Misper enquiries are not a popular task, it’s normally a succession of mind-numbing visits to addresses where you speak to adults who are sick of answering the door being asked if Johnny is there, just because he stayed there once three years ago. The vast majority will come back of their own accord when it suits them, and play the same game again tomorrow or next week or the week after that. But if we’re told, we don’t make such visits and then something bad happens to them, bad things happen to us.
A friend of mine was under investigation for nearly two years, along with the rest of her team and most of the officers they control, over a person reported missing by the husband (who had murdered her before he even made the call). Mistakes were made by some, not her, nothing that materially affected the response in looking for the wife, but two years on the naughty step, not knowing if you’ll still have a job in 3 months time, is not a nice place to be. She was blameless in the end, but not a pleasant two years.
So lots of misper chasing, plus domestic assaults, a civil dispute over ownership of a car where each competitor keeps ringing the police claiming the other one has stolen the car (which is only worth about £100 in any case), and it just doesn’t sink in when we keep telling them that in the circumstances, it’s nothing to do with the police.

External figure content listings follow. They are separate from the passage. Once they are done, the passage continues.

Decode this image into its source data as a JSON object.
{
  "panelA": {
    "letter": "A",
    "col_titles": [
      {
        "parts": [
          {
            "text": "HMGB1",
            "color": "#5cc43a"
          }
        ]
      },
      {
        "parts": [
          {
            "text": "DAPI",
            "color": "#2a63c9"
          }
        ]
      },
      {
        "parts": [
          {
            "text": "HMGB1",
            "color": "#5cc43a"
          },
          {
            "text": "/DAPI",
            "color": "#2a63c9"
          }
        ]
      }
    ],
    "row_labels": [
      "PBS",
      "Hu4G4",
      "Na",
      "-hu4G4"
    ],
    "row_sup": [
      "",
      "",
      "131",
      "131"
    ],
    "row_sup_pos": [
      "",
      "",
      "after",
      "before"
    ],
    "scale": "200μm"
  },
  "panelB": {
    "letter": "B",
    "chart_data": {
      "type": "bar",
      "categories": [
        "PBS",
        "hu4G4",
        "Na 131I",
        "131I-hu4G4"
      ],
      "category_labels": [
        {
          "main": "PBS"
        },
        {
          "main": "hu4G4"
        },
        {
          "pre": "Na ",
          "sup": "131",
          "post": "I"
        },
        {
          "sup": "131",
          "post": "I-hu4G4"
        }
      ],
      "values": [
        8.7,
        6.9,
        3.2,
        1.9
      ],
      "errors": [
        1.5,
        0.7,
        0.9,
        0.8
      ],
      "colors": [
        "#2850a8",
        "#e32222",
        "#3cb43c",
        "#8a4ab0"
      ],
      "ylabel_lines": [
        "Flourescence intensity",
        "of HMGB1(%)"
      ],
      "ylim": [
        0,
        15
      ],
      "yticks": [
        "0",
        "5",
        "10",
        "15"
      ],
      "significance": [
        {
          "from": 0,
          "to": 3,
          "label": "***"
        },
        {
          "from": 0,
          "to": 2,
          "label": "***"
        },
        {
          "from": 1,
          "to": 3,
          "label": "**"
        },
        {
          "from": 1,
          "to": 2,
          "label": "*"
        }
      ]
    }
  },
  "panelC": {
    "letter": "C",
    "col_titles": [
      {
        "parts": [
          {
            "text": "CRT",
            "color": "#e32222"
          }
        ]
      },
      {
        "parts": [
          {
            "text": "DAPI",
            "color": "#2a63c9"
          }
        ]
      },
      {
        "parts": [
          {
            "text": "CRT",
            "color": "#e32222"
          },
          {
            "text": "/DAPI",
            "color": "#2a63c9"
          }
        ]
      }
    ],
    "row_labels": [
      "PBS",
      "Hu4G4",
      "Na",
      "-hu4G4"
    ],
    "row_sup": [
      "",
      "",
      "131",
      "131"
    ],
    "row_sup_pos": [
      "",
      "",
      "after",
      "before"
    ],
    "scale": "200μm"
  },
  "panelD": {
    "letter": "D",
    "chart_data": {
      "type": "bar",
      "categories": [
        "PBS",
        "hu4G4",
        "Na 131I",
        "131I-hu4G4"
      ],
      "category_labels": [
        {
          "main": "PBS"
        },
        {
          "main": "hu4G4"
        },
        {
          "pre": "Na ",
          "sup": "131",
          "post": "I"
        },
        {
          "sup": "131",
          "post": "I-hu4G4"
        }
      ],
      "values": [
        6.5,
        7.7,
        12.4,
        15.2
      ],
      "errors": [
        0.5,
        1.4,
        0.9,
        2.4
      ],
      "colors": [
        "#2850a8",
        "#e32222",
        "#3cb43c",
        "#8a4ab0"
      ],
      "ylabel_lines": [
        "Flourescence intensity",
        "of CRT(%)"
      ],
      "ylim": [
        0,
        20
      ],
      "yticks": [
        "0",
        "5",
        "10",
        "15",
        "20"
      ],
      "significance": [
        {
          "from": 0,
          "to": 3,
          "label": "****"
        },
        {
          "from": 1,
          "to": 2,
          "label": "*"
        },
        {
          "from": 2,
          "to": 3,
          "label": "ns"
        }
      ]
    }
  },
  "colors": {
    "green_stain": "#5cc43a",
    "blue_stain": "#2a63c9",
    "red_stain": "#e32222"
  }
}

They agree on the circumstances of who has paid who what money for the car, but each one interprets those circumstances as meaning the other has committed theft, and neither has, it’s as simple as that, but they want us to wave a magic legal wand and sort out their own bad decisions for them. Not happening, but they keep ringing expecting a different answer and making things up to try and make us come out. Definitely not happening.
A quiet night, relatively speaking, punctuated in the middle by a random readiness test for a chemical attack incident – the whole force can apparently only muster 20 qualified, equipped officers in the middle of the night tonight, without turning people out from home. Sounds lame, and it probably is, but at 3am, dropping poison gas in the middle of a city wouldn’t be that productive for a homicidal terrorist, too few people still out and about to breathe it in. Best off doing it on a weekday evening, possibly a Bank holiday Friday, as plenty of staff who work office hours will already be away for the weekend. Let’s hope that my ability to think like a sociopath is correct here. Cracker I’m not, but home-made or knocked off nerve agent spreads better in the heat of the day when there’s more victims about too, so that’s what I’d do. A hot Bank holiday Friday would be best, if I ever go over to the other side, avoid public places on Easter weekend.